Per-entity actions: The action is fired once per matched entity. Use {entity.<field>} bindings in criteria and parameters to inject values from the matched entity into the action. For example, {entity.id} resolves to the matched entity's ID.
Cursor persistence: Cappella persists its poll cursor as a CappellaPollCursor entity in Hippo, keyed by trigger name. This ensures that after a restart, polling resumes from where it left off rather than re-processing old entities.

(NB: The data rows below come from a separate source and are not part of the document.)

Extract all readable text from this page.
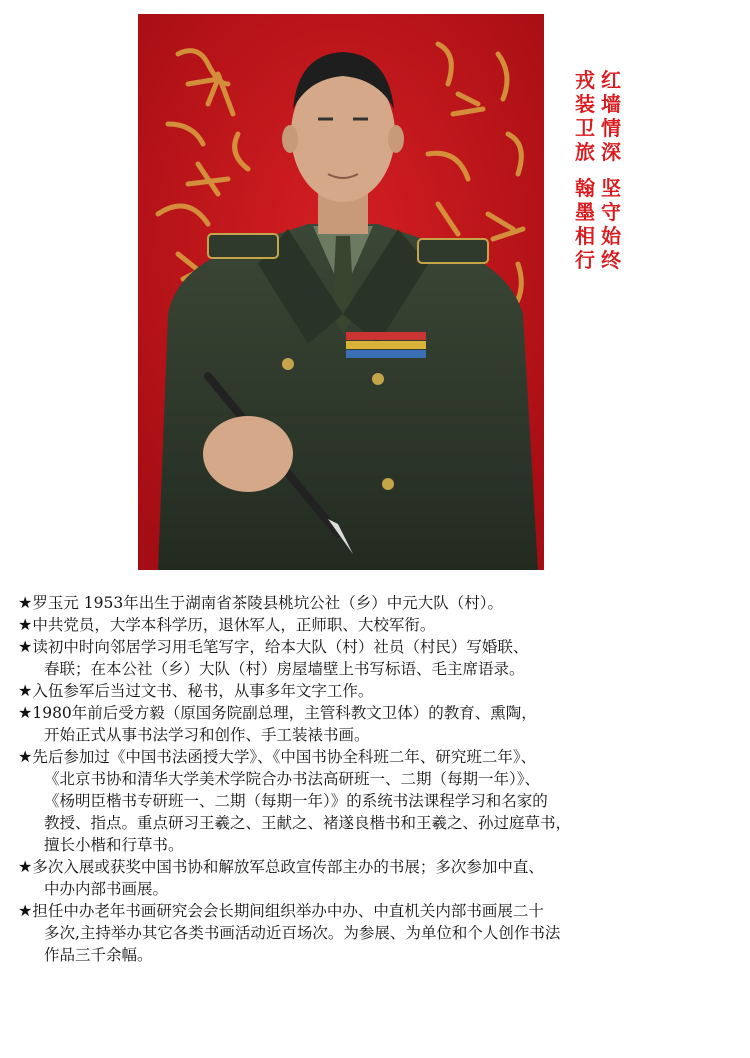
红墙情深
戎装卫旅
坚守始终
翰墨相行
★罗玉元 1953年出生于湖南省茶陵县桃坑公社（乡）中元大队（村）。
★中共党员，大学本科学历，退休军人，正师职、大校军衔。
★读初中时向邻居学习用毛笔写字，给本大队（村）社员（村民）写婚联、
春联；在本公社（乡）大队（村）房屋墙壁上书写标语、毛主席语录。
★入伍参军后当过文书、秘书，从事多年文字工作。
★1980年前后受方毅（原国务院副总理，主管科教文卫体）的教育、熏陶，
开始正式从事书法学习和创作、手工装裱书画。
★先后参加过《中国书法函授大学》、《中国书协全科班二年、研究班二年》、
《北京书协和清华大学美术学院合办书法高研班一、二期（每期一年）》、
《杨明臣楷书专研班一、二期（每期一年）》的系统书法课程学习和名家的
教授、指点。重点研习王羲之、王献之、褚遂良楷书和王羲之、孙过庭草书，
擅长小楷和行草书。
★多次入展或获奖中国书协和解放军总政宣传部主办的书展；多次参加中直、
中办内部书画展。
★担任中办老年书画研究会会长期间组织举办中办、中直机关内部书画展二十
多次,主持举办其它各类书画活动近百场次。为参展、为单位和个人创作书法
作品三千余幅。
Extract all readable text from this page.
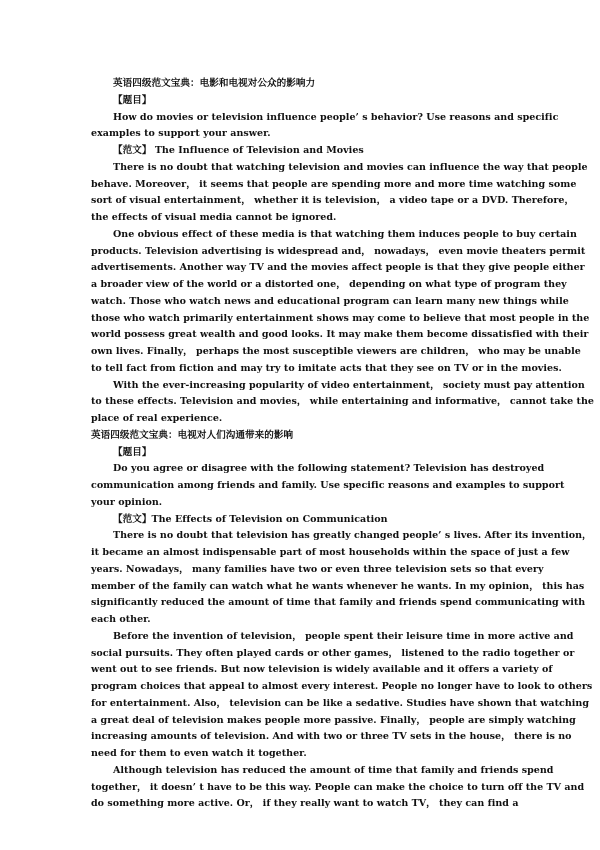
英语四级范文宝典：电影和电视对公众的影响力
【题目】
How do movies or television influence people’ s behavior? Use reasons and specific
examples to support your answer.
【范文】 The Influence of Television and Movies
There is no doubt that watching television and movies can influence the way that people
behave. Moreover， it seems that people are spending more and more time watching some
sort of visual entertainment， whether it is television， a video tape or a DVD. Therefore，
the effects of visual media cannot be ignored.
One obvious effect of these media is that watching them induces people to buy certain
products. Television advertising is widespread and， nowadays， even movie theaters permit
advertisements. Another way TV and the movies affect people is that they give people either
a broader view of the world or a distorted one， depending on what type of program they
watch. Those who watch news and educational program can learn many new things while
those who watch primarily entertainment shows may come to believe that most people in the
world possess great wealth and good looks. It may make them become dissatisfied with their
own lives. Finally， perhaps the most susceptible viewers are children， who may be unable
to tell fact from fiction and may try to imitate acts that they see on TV or in the movies.
With the ever-increasing popularity of video entertainment， society must pay attention
to these effects. Television and movies， while entertaining and informative， cannot take the
place of real experience.
英语四级范文宝典：电视对人们沟通带来的影响
【题目】
Do you agree or disagree with the following statement? Television has destroyed
communication among friends and family. Use specific reasons and examples to support
your opinion.
【范文】The Effects of Television on Communication
There is no doubt that television has greatly changed people’ s lives. After its invention，
it became an almost indispensable part of most households within the space of just a few
years. Nowadays， many families have two or even three television sets so that every
member of the family can watch what he wants whenever he wants. In my opinion， this has
significantly reduced the amount of time that family and friends spend communicating with
each other.
Before the invention of television， people spent their leisure time in more active and
social pursuits. They often played cards or other games， listened to the radio together or
went out to see friends. But now television is widely available and it offers a variety of
program choices that appeal to almost every interest. People no longer have to look to others
for entertainment. Also， television can be like a sedative. Studies have shown that watching
a great deal of television makes people more passive. Finally， people are simply watching
increasing amounts of television. And with two or three TV sets in the house， there is no
need for them to even watch it together.
Although television has reduced the amount of time that family and friends spend
together， it doesn’ t have to be this way. People can make the choice to turn off the TV and
do something more active. Or， if they really want to watch TV， they can find a
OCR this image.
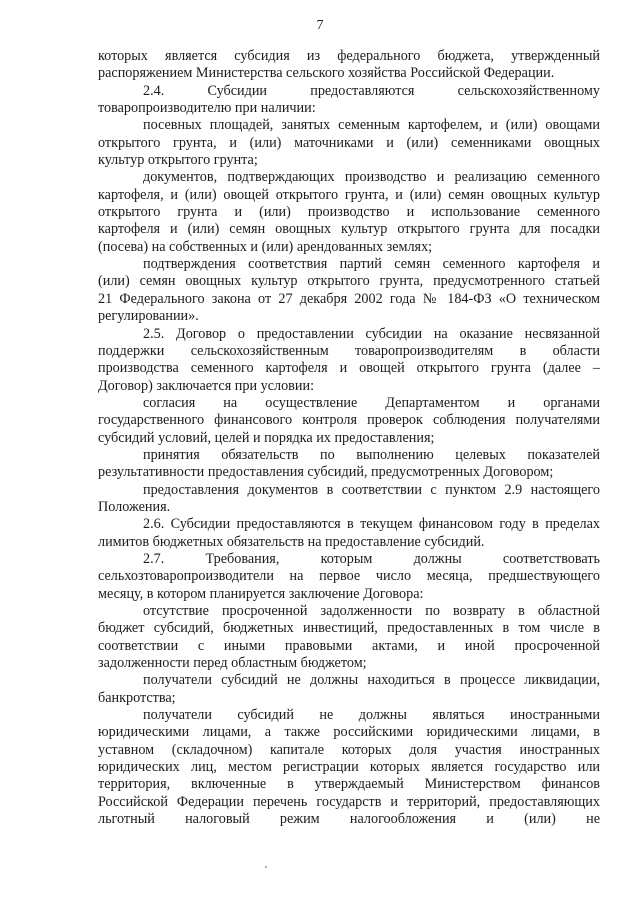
7
которых является субсидия из федерального бюджета, утвержденный
распоряжением Министерства сельского хозяйства Российской Федерации.
2.4. Субсидии предоставляются сельскохозяйственному
товаропроизводителю при наличии:
посевных площадей, занятых семенным картофелем, и (или) овощами
открытого грунта, и (или) маточниками и (или) семенниками овощных
культур открытого грунта;
документов, подтверждающих производство и реализацию семенного
картофеля, и (или) овощей открытого грунта, и (или) семян овощных культур
открытого грунта и (или) производство и использование семенного
картофеля и (или) семян овощных культур открытого грунта для посадки
(посева) на собственных и (или) арендованных землях;
подтверждения соответствия партий семян семенного картофеля и
(или) семян овощных культур открытого грунта, предусмотренного статьей
21 Федерального закона от 27 декабря 2002 года № 184-ФЗ «О техническом
регулировании».
2.5. Договор о предоставлении субсидии на оказание несвязанной
поддержки сельскохозяйственным товаропроизводителям в области
производства семенного картофеля и овощей открытого грунта (далее –
Договор) заключается при условии:
согласия на осуществление Департаментом и органами
государственного финансового контроля проверок соблюдения получателями
субсидий условий, целей и порядка их предоставления;
принятия обязательств по выполнению целевых показателей
результативности предоставления субсидий, предусмотренных Договором;
предоставления документов в соответствии с пунктом 2.9 настоящего
Положения.
2.6. Субсидии предоставляются в текущем финансовом году в пределах
лимитов бюджетных обязательств на предоставление субсидий.
2.7. Требования, которым должны соответствовать
сельхозтоваропроизводители на первое число месяца, предшествующего
месяцу, в котором планируется заключение Договора:
отсутствие просроченной задолженности по возврату в областной
бюджет субсидий, бюджетных инвестиций, предоставленных в том числе в
соответствии с иными правовыми актами, и иной просроченной
задолженности перед областным бюджетом;
получатели субсидий не должны находиться в процессе ликвидации,
банкротства;
получатели субсидий не должны являться иностранными
юридическими лицами, а также российскими юридическими лицами, в
уставном (складочном) капитале которых доля участия иностранных
юридических лиц, местом регистрации которых является государство или
территория, включенные в утверждаемый Министерством финансов
Российской Федерации перечень государств и территорий, предоставляющих
льготный налоговый режим налогообложения и (или) не
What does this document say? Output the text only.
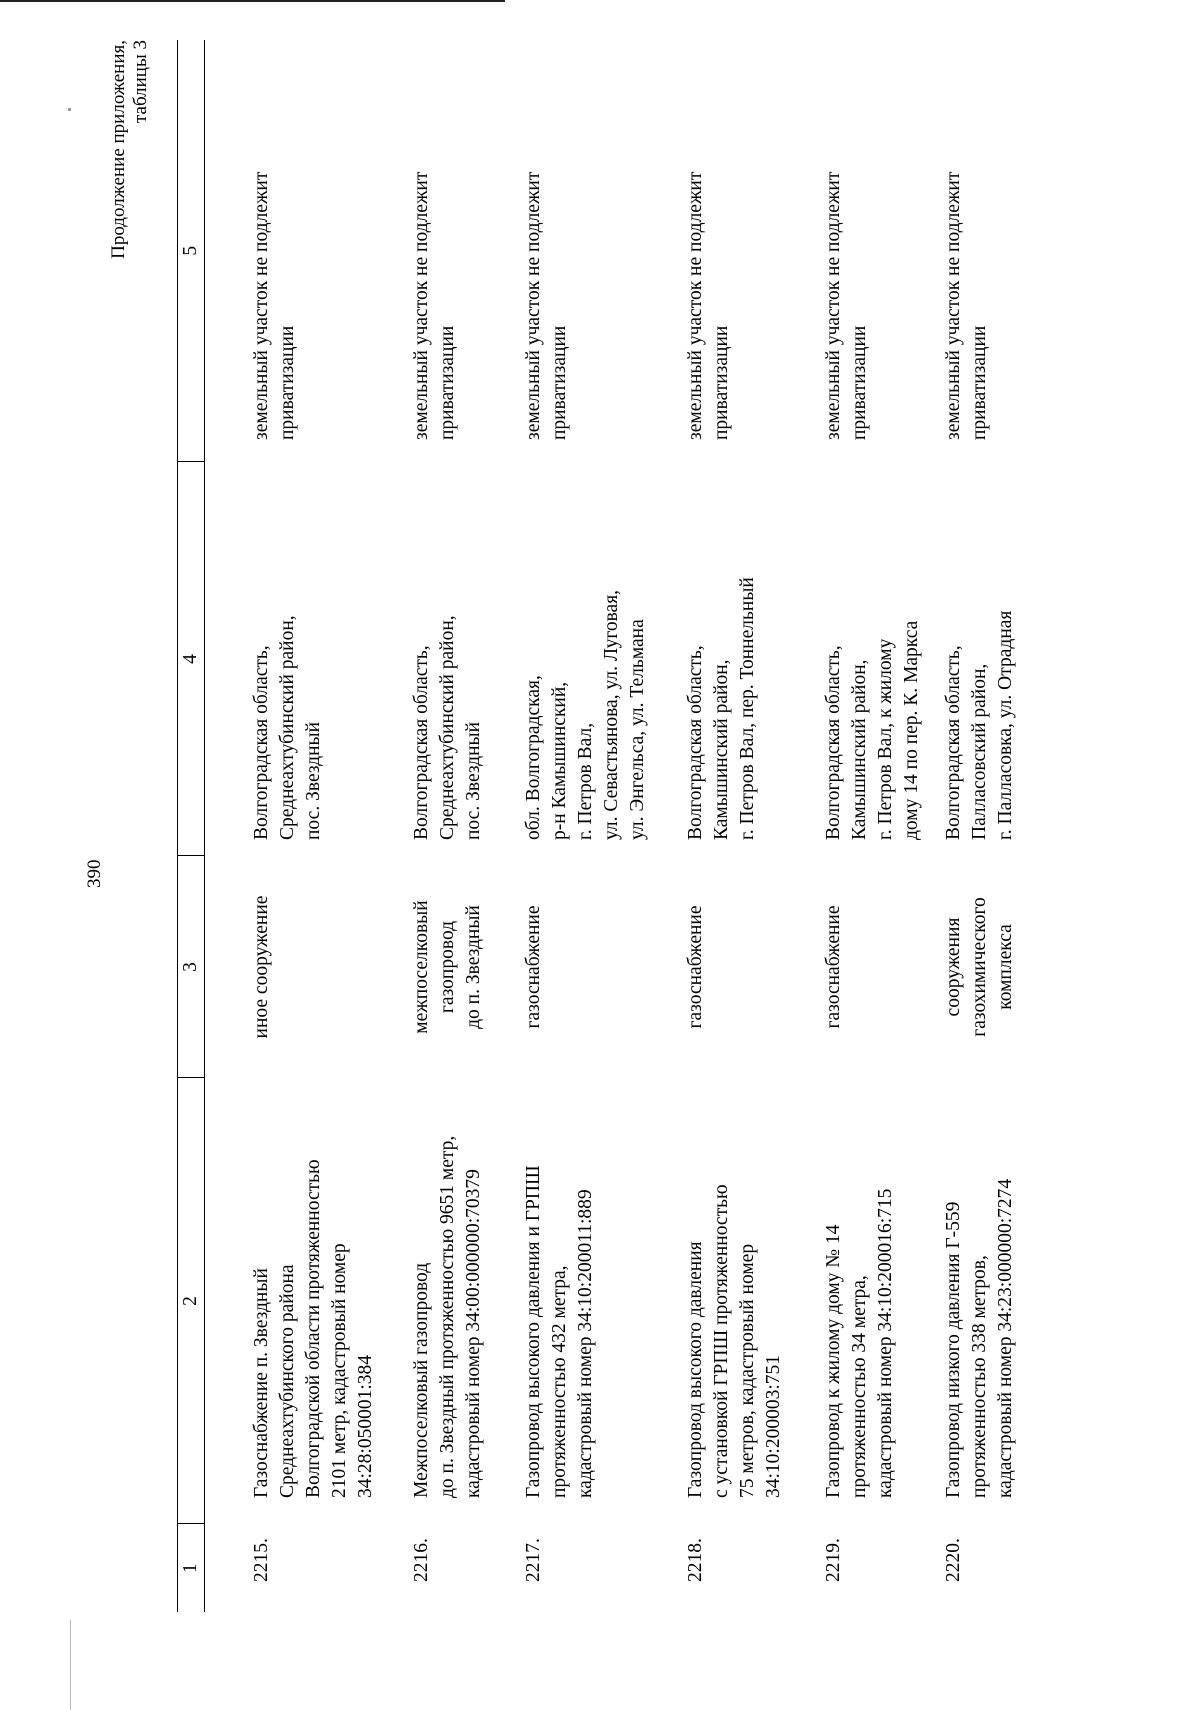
390
Продолжение приложения, таблицы 3
1	2	3	4	5
2215.	Газоснабжение п. Звездный
Среднеахтубинского района
Волгоградской области протяженностью
2101 метр, кадастровый номер
34:28:050001:384	иное сооружение	Волгоградская область,
Среднеахтубинский район,
пос. Звездный	земельный участок не подлежит
приватизации
2216.	Межпоселковый газопровод
до п. Звездный протяженностью 9651 метр,
кадастровый номер 34:00:000000:70379	межпоселковый
газопровод
до п. Звездный	Волгоградская область,
Среднеахтубинский район,
пос. Звездный	земельный участок не подлежит
приватизации
2217.	Газопровод высокого давления и ГРПШ
протяженностью 432 метра,
кадастровый номер 34:10:200011:889	газоснабжение	обл. Волгоградская,
р-н Камышинский,
г. Петров Вал,
ул. Севастьянова, ул. Луговая,
ул. Энгельса, ул. Тельмана	земельный участок не подлежит
приватизации
2218.	Газопровод высокого давления
с установкой ГРПШ протяженностью
75 метров, кадастровый номер
34:10:200003:751	газоснабжение	Волгоградская область,
Камышинский район,
г. Петров Вал, пер. Тоннельный	земельный участок не подлежит
приватизации
2219.	Газопровод к жилому дому № 14
протяженностью 34 метра,
кадастровый номер 34:10:200016:715	газоснабжение	Волгоградская область,
Камышинский район,
г. Петров Вал, к жилому
дому 14 по пер. К. Маркса	земельный участок не подлежит
приватизации
2220.	Газопровод низкого давления Г-559
протяженностью 338 метров,
кадастровый номер 34:23:000000:7274	сооружения
газохимического
комплекса	Волгоградская область,
Палласовский район,
г. Палласовка, ул. Отрадная	земельный участок не подлежит
приватизации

The cursor advances to the latest updated_at timestamp seen in each poll cycle, regardless of whether the triggered action succeeds or fails.
Trigger types:
- schedule — cron expression (uses standard 5-field cron syntax)
- manual — fire via cappella trigger run <name> or POST /triggers/{name}/run
- internal_event — fires when a named event is emitted by another trigger's on_success
- webhook — fires when an external system sends an HTTP POST to the configured path
- hippo_poll — fires per entity when Hippo entities matching the filter are created or updated
Action types:
- ingest — run an adapter's fetch/transform/upsert pipeline
- resolve — run collection resolution
Reconciliation¶
Run inconsistency checks across your entity data:
Built-in checks:
- missing_entity — entity referenced in external system has no Hippo record
- stale_entity — Hippo entity not updated within expected window
- field_conflict — same field has different values in two trusted sources
- broken_reference — entity references a nonexistent entity
- missing_artifact — entity has no associated file artifact
View findings:
cappella findings --config cappella.yaml
cappella findings --check field_conflict --entity-type Donor --config cappella.yaml
Each finding is a structured record with the entity ID, field, source values, and a suggested action (manual review, trust source A/B).
Provenance¶
Every entity write made by Cappella carries a structured provenance context in Hippo:
{
"cappella_version": "0.1.0",
"source_system": "lims_db",
"adapter": "sql",
"run_id": "uuid-123",
"trigger": "nightly_sync",
"trust_level": 90,
"fetched_at": "2026-03-26T02:00:01Z"
}
This is queryable through Hippo's standard provenance API — every entity change has a complete audit trail.